You're killing me, Cowboys
Rob Ryan's firing leaves everyone wondering: Has Jerry Jones officially lost it?
Rob Ryan is out as the Cowboys defensive coordinator, leaving all of America with the same collective reaction: What?!
Yes, the circus continues for America's Team, as America's least favorite owner/GM/malevolent dictator Jerry Jones manages to grab headlines from the postseason golf course. Jones promised changes, but firing the generally agree most productive member of your organization is not the change anyone had in mind.
Desperate times call for foolish measures, according to Jerry Jones.
Consider this: Ryan's defense — a unit so decimated by injuries that there were more starters on the sidelines than the field by season's end — still finished as the 19th ranked defense in the NFL.
This unit was 31st when Ryan took the post two years ago. So it's essentially an understatement when the loud-mouthed coach, in response to his firing, declared that he "(expletive) made them a hell of a lot better."
Anyone who watched the Cowboys this season knows it's true. Anyone, of course, except Jerry Jones, who will be having a serious case of Joni Mitchell remorse next season when the Cowboys D is getting torn to shreds.
It's in Jones' DNA
Desperate times call for foolish measures, according to Jones. After all, this is the GM who fired T.O. after a 2008 campaign in which the diva receiver gained 1,000-plus yards and 10 TDs (in addition to the 1,350 yards and 15 TDs he put up in 2007).
Why? Because T.O. was a distraction. Or, perhaps, because Jones needs a fall man, and T.O. was as big as they get.
Fast forward to 2012, and Ryan is the most recent victim of Jones' fall-man fantasies. (Granted, Ryan is actually as big as they get.)
Was it Ryan's overly expressive personality? Was Jones afraid of getting additional unsportsmanlike conduct penalties on his coaching staff in 2013? Or did he just think the defense needed an upgrade?
For taking an underperforming defense and turning them into a fighting force, Ryan deserved a pay raise, not a pink slip.
There is no good way to analyze the Cowboys defense in 2012 except for this: With the defense stuck in injury purgatory, the Cowboys were just one Tony Romo interception away from making the playoffs.
Yes, the Cowboys were 24th in points allowed per game, but they were also fielding players named Brady Poppinga, Sterling Moore, Michael Coe, Brian Schaefering, and Charlie Peprah. The team's best defensive player, DeMarcus Ware, hobbled for half the season and required elbow and shoulder surgery as soon as it ended.

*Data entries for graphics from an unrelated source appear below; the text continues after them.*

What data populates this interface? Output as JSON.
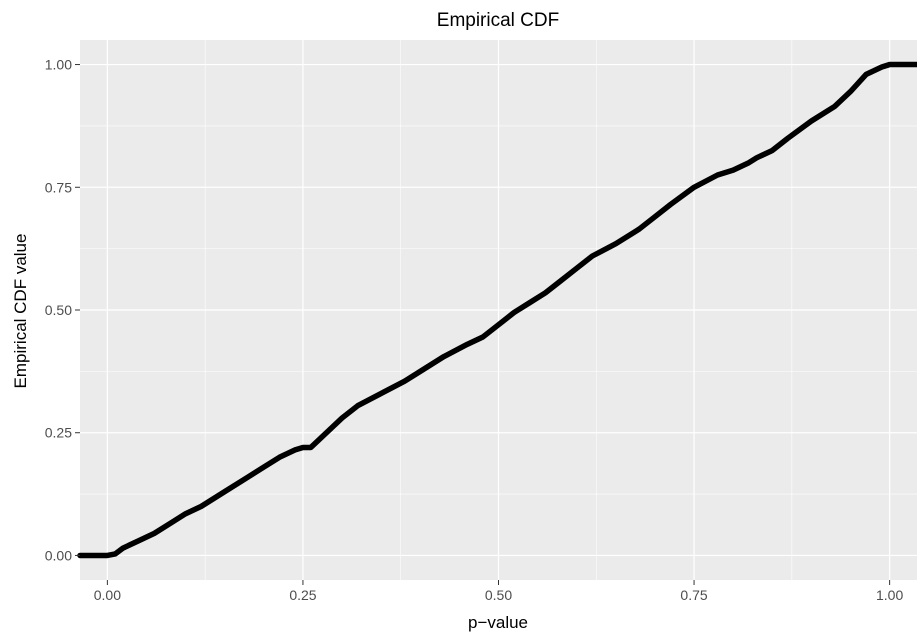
{
  "chart_data": {
    "type": "line",
    "title": "Empirical CDF",
    "xlabel": "p−value",
    "ylabel": "Empirical CDF value",
    "xlim": [
      -0.035,
      1.035
    ],
    "ylim": [
      -0.05,
      1.05
    ],
    "x_ticks": [
      0.0,
      0.25,
      0.5,
      0.75,
      1.0
    ],
    "x_tick_labels": [
      "0.00",
      "0.25",
      "0.50",
      "0.75",
      "1.00"
    ],
    "y_ticks": [
      0.0,
      0.25,
      0.5,
      0.75,
      1.0
    ],
    "y_tick_labels": [
      "0.00",
      "0.25",
      "0.50",
      "0.75",
      "1.00"
    ],
    "grid": true,
    "legend": "none",
    "colors": {
      "panel_background": "#ebebeb",
      "grid": "#ffffff",
      "line": "#000000",
      "tick_text": "#4d4d4d"
    },
    "series": [
      {
        "x": [
          -0.035,
          0.0,
          0.01,
          0.02,
          0.04,
          0.06,
          0.08,
          0.1,
          0.12,
          0.15,
          0.18,
          0.2,
          0.22,
          0.24,
          0.25,
          0.26,
          0.28,
          0.3,
          0.32,
          0.35,
          0.38,
          0.4,
          0.43,
          0.46,
          0.48,
          0.5,
          0.52,
          0.54,
          0.56,
          0.58,
          0.6,
          0.62,
          0.65,
          0.68,
          0.7,
          0.72,
          0.75,
          0.78,
          0.8,
          0.82,
          0.83,
          0.85,
          0.87,
          0.9,
          0.93,
          0.95,
          0.97,
          0.99,
          1.0,
          1.035
        ],
        "y": [
          0.0,
          0.0,
          0.003,
          0.015,
          0.03,
          0.045,
          0.065,
          0.085,
          0.1,
          0.13,
          0.16,
          0.18,
          0.2,
          0.215,
          0.22,
          0.22,
          0.25,
          0.28,
          0.305,
          0.33,
          0.355,
          0.375,
          0.405,
          0.43,
          0.445,
          0.47,
          0.495,
          0.515,
          0.535,
          0.56,
          0.585,
          0.61,
          0.635,
          0.665,
          0.69,
          0.715,
          0.75,
          0.775,
          0.785,
          0.8,
          0.81,
          0.825,
          0.85,
          0.885,
          0.915,
          0.945,
          0.98,
          0.995,
          1.0,
          1.0
        ]
      }
    ]
  }
}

No good deed goes unpunished
For taking a unit that was poised to throw in the towel (as they did in 2010 under Wade Phillips) and turning them into a fighting force, Ryan deserved a pay raise, not a pink slip.
But such are the torments of a Jerry Jones ownership. Even if Ryan had led the Cowboys to two Super Bowls, Jerry would have just fired him anyway.
To say that the Cowboys defense was out-coached is a flat-out fallacy. To say that they were out-managed is like shooting fish in a barrel. When the already dubious starting safety Barry Church was injured in the third game of season, who did the Cowboys have to replace him? Only Danny McCray, a former undrafted player so inept that Jason Garrett was forced to replace him with an off-the-street free agent.
Jones had a respectable starting lineup on defense, but the Cowboys' lack of depth was exposed as soon as the first injuries started rolling in.
Jones blaming Ryan is no surprise to any Cowboys fan, as is Jones' decision to keep an ineffective yes man in Garrett, even though Garrett's offense was the clear reason the Cowboys are watching the playoffs from home.
In the end, the rest of the NFL saw Ryan's ability to keep a peg-legged Dallas D intact, and so it won't be long until Ryan is scooped up by a team with a real head on its shoulders. There's even a fighting chance that Ryan ends up with a head coaching gig.
Until then, Cowboys fans would do themselves well to buy into Jones' fantasy that the real reason the 2012 Cowboys ended up at 8-8 for the second year in a row wasn't because of Romo's 19 INTs or the offense's 3.6 yards per run attempt. No, it was because Rob Ryan didn't turn a scrum of scrubs into a Super Bowl-bound unit.
As Jerry Jones goes, so do the Cowboys. That's quite an unfortunate thought.